La semana pasada comentábamos sobre el nuevo Congreso y sobre el desafío que enfrentará Fuerza Popular, necesitada de buscar apoyos más allá de su espacio de alianzas más natural, pero al mismo tiempo de mantener el respaldo de su propio bloque y de sus sectores más conservadores e intransigentes.¿Qué se podría decir de la oposición? En principio, en el Senado la oposición podría igualar al oficialismo en número de representantes, sumando los votos de Juntos por el Perú (JP), el Partido del Buen Gobierno (PGB), Obras y Ahora Nación.

JP tiene más representantes, pero menor capacidad para articular un bloque, al ocupar un extremo del espectro; Ahora Nación tiene apenas cuatro senadores, pero Alfonso López Chau, Ruth Luque y Mirtha Vásquez cuentan con experiencia política y capacidad para manejarse bien en los complejos asuntos que pasarán por el Senado, por lo que probablemente serán referentes importantes.
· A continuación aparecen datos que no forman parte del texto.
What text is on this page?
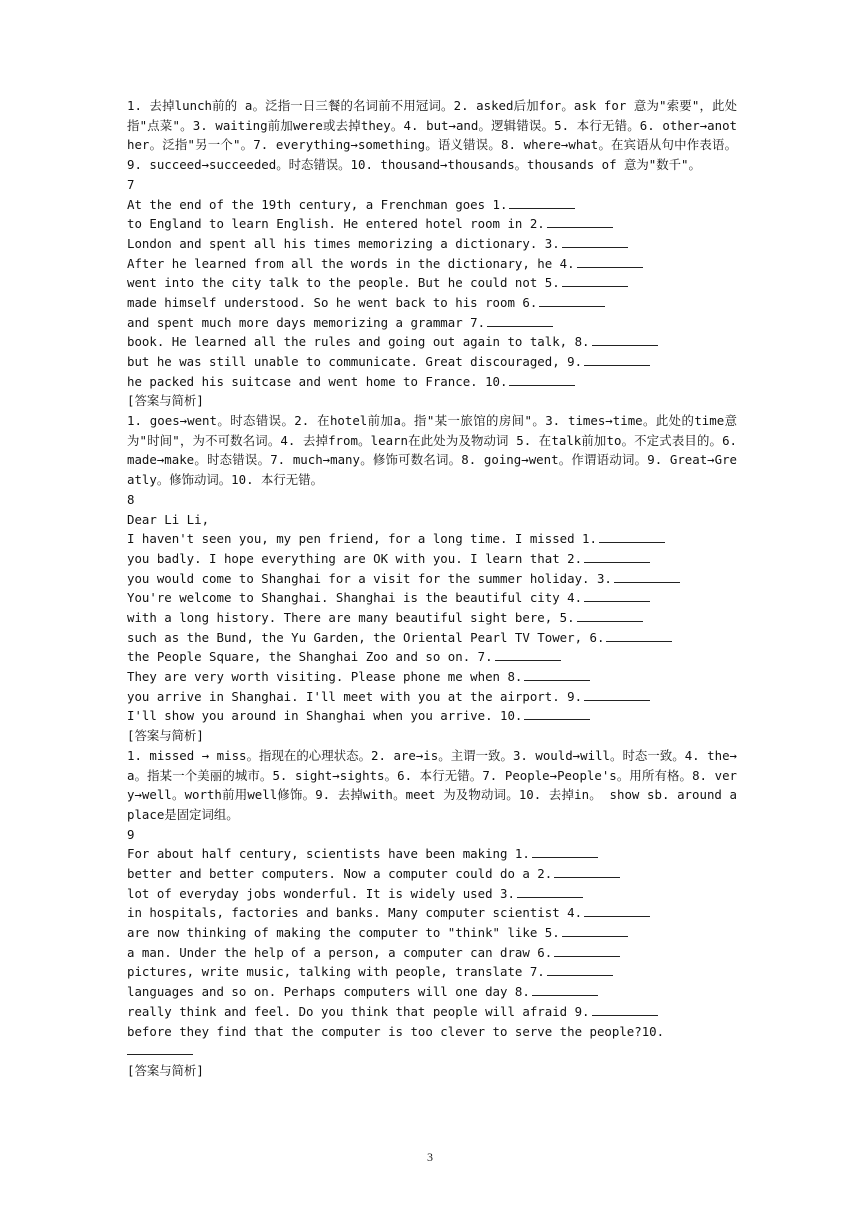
1. 去掉lunch前的 a。泛指一日三餐的名词前不用冠词。2. asked后加for。ask for 意为"索要"，此处指"点菜"。3. waiting前加were或去掉they。4. but→and。逻辑错误。5. 本行无错。6. other→another。泛指"另一个"。7. everything→something。语义错误。8. where→what。在宾语从句中作表语。9. succeed→succeeded。时态错误。10. thousand→thousands。thousands of 意为"数千"。
7
At the end of the 19th century, a Frenchman goes 1.
to England to learn English. He entered hotel room in 2.
London and spent all his times memorizing a dictionary. 3.
After he learned from all the words in the dictionary, he 4.
went into the city talk to the people. But he could not 5.
made himself understood. So he went back to his room 6.
and spent much more days memorizing a grammar 7.
book. He learned all the rules and going out again to talk, 8.
but he was still unable to communicate. Great discouraged, 9.
he packed his suitcase and went home to France. 10.
[答案与简析]
1. goes→went。时态错误。2. 在hotel前加a。指"某一旅馆的房间"。3. times→time。此处的time意为"时间"，为不可数名词。4. 去掉from。learn在此处为及物动词 5. 在talk前加to。不定式表目的。6. made→make。时态错误。7. much→many。修饰可数名词。8. going→went。作谓语动词。9. Great→Greatly。修饰动词。10. 本行无错。
8
Dear Li Li,
I haven't seen you, my pen friend, for a long time. I missed 1.
you badly. I hope everything are OK with you. I learn that 2.
you would come to Shanghai for a visit for the summer holiday. 3.
You're welcome to Shanghai. Shanghai is the beautiful city 4.
with a long history. There are many beautiful sight bere, 5.
such as the Bund, the Yu Garden, the Oriental Pearl TV Tower, 6.
the People Square, the Shanghai Zoo and so on. 7.
They are very worth visiting. Please phone me when 8.
you arrive in Shanghai. I'll meet with you at the airport. 9.
I'll show you around in Shanghai when you arrive. 10.
[答案与简析]
1. missed → miss。指现在的心理状态。2. are→is。主谓一致。3. would→will。时态一致。4. the→a。指某一个美丽的城市。5. sight→sights。6. 本行无错。7. People→People's。用所有格。8. very→well。worth前用well修饰。9. 去掉with。meet 为及物动词。10. 去掉in。 show sb. around a place是固定词组。
9
For about half century, scientists have been making 1.
better and better computers. Now a computer could do a 2.
lot of everyday jobs wonderful. It is widely used 3.
in hospitals, factories and banks. Many computer scientist 4.
are now thinking of making the computer to "think" like 5.
a man. Under the help of a person, a computer can draw 6.
pictures, write music, talking with people, translate 7.
languages and so on. Perhaps computers will one day 8.
really think and feel. Do you think that people will afraid 9.
before they find that the computer is too clever to serve the people?10.
[答案与简析]
3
El PBG ocupa un papel crucial de pivote en el espectro ideológico, pero sus representantes tienen más experiencia técnica que política.

La posibilidad de que la oposición en el Senado construya una mayoría parece remota, dada la solidez que proyecta el bloque de Fuerza Popular y Renovación Popular, por lo que su papel parece estar básicamente en contener iniciativas extremistas por parte del oficialismo y empujarlo a posturas más moderadas.En la Cámara de Diputados, sobre la base del número de representantes de las bancadas, en principio la oposición podría sumar mayoría, pero hay muchos menos referentes de peso en la oposición frente a un bloque oficialista que se percibe más sólido y experimentado. En JP destacan los nombres de Ernesto Zunini y de Yenifer Paredes; en Ahora Nación, Indira Huilca.
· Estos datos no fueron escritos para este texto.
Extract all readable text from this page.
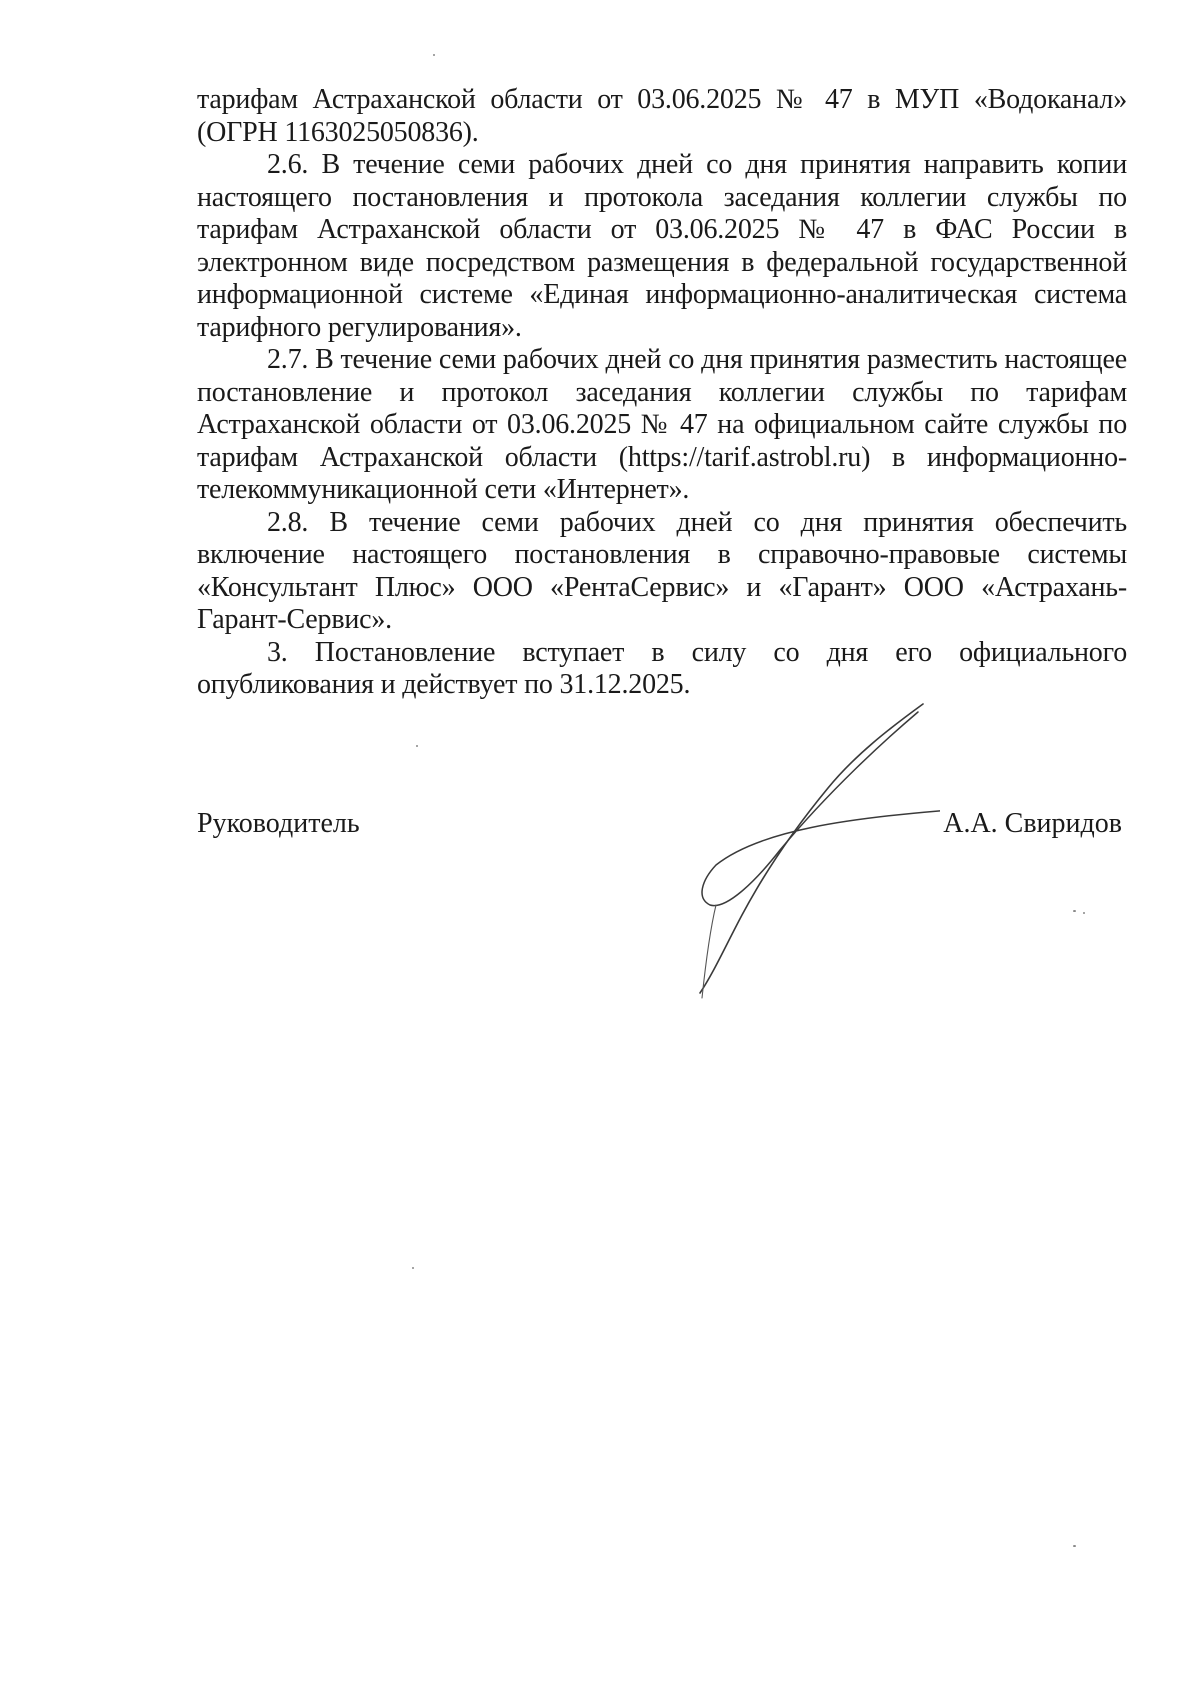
тарифам Астраханской области от 03.06.2025 № 47 в МУП «Водоканал» (ОГРН 1163025050836).

2.6. В течение семи рабочих дней со дня принятия направить копии настоящего постановления и протокола заседания коллегии службы по тарифам Астраханской области от 03.06.2025 № 47 в ФАС России в электронном виде посредством размещения в федеральной государственной информационной системе «Единая информационно-аналитическая система тарифного регулирования».

2.7. В течение семи рабочих дней со дня принятия разместить настоящее постановление и протокол заседания коллегии службы по тарифам Астраханской области от 03.06.2025 № 47 на официальном сайте службы по тарифам Астраханской области (https://tarif.astrobl.ru) в информационно-телекоммуникационной сети «Интернет».

2.8. В течение семи рабочих дней со дня принятия обеспечить включение настоящего постановления в справочно-правовые системы «Консультант Плюс» ООО «РентаСервис» и «Гарант» ООО «Астрахань-Гарант-Сервис».

3. Постановление вступает в силу со дня его официального опубликования и действует по 31.12.2025.

Руководитель	А.А. Свиридов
Se vislumbra un desafío importante en cuanto a evitar la fragmentación de las bancadas de oposición. Es difícil, por ello, imaginar la formación de un bloque de oposición en diputados capaz de articular una agenda parlamentaria, más allá de algunas iniciativas puntuales.

Pero deshacer varios de los entuertos del Congreso saliente resulta imperativo, y la construcción de una mayoría, al menos para algunos asuntos, es posible. En cualquier caso, será un escenario incierto y móvil, y altamente dependiente de las iniciativas del Ejecutivo y del oficialismo, con mayor capacidad para definir la agenda política.Un comentario que enlaza la conducta que hemos visto en Juntos por el Perú después del 7 de junio con la que podría tener en el futuro Congreso.

Un dato clave es que Roberto Sánchez no logró ser electo diputado por Lima, y su poder e influencia sobre su representación parlamentaria serán cada vez menores, al igual que su relevancia política. Es más, sus reclamos electorales, sin mayor fundamento, parecen motivados por la necesidad de mantener protagonismo, sabiendo que su momento pasará una vez instalado el nuevo Congreso.

Por el momento tampoco parece verosímil la imagen de un Sánchez liderando la oposición desde la sociedad civil, mundo que en realidad se mueve con gran autonomía respecto de los partidos políticos.La dinámica de los próximos años se completará con el mapa político resultante de las elecciones regionales y municipales. La campaña electoral estará marcada por una gran fragmentación, con 55 partidos políticos habilitados para participar (aunque muchos ya perdieron la inscripción) y 95 movimientos regionales.

La relación entre las regiones y el centro político será especialmente importante en este período.